If the prob-2 setup worked correctly, you will find “prob-v2-?net-fp16-???x???-?x-ox.tz” downloaded in the models folder.

masashi.sahara · December 25, 2022, 11:16am

Audio issue may have some problem. I have no sound on AI processed video with Windows player.
Once I re-encode it with the other video converter, sound is recovered.

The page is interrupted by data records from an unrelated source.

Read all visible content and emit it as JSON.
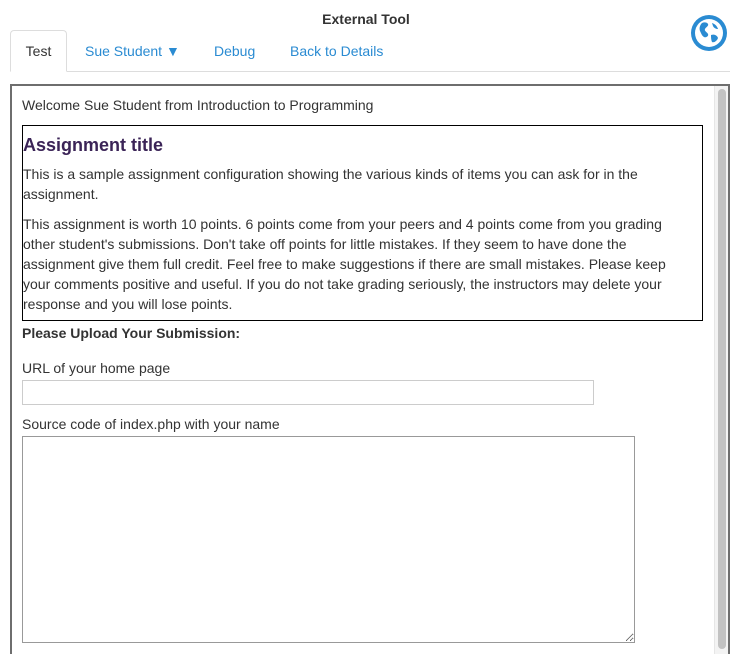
{
  "window": {
    "title": "External Tool"
  },
  "tabs": [
    {
      "label": "Test",
      "active": true
    },
    {
      "label": "Sue Student ▼",
      "active": false
    },
    {
      "label": "Debug",
      "active": false
    },
    {
      "label": "Back to Details",
      "active": false
    }
  ],
  "welcome": "Welcome Sue Student from Introduction to Programming",
  "assignment": {
    "title": "Assignment title",
    "paragraphs": [
      "This is a sample assignment configuration showing the various kinds of items you can ask for in the assignment.",
      "This assignment is worth 10 points. 6 points come from your peers and 4 points come from you grading other student's submissions. Don't take off points for little mistakes. If they seem to have done the assignment give them full credit. Feel free to make suggestions if there are small mistakes. Please keep your comments positive and useful. If you do not take grading seriously, the instructors may delete your response and you will lose points."
    ]
  },
  "form": {
    "heading": "Please Upload Your Submission:",
    "url_label": "URL of your home page",
    "url_value": "",
    "code_label": "Source code of index.php with your name",
    "code_value": ""
  },
  "colors": {
    "link": "#2a8bd2",
    "title": "#3b2457",
    "globe": "#2a8bd2"
  },
  "icons": {
    "globe": "globe-icon"
  }
}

menditsa · December 25, 2022, 11:32am

Use mpv or vlc not WMP.
The audio is there just WMP cant play it.
rencoding is not recovering it.

karol.guzik · December 25, 2022, 12:16pm

Yes, the model is downloaded.
But the effects are like in version 3. ;/

roki · December 25, 2022, 4:21pm

It must be a model+GPU dependent situation. I had the poor utilization issue with 3.x, but as of a few of versions ago, my GPU is now running at 90% +/- 5%; CPU at 50%.

NVIDIA RTX A4000, Intel Xeon Silver 4216, Windows 11

karol.guzik · December 25, 2022, 4:42pm

The last version of 3.X.X that ran a similar speed to 2.X.X was alpha 3.0.40a and I’m still keeping it.

ewa.kretowicz · December 25, 2022, 8:36pm

How do you revert back? V3.0.9 doesn’t even work! Thanks in advance : )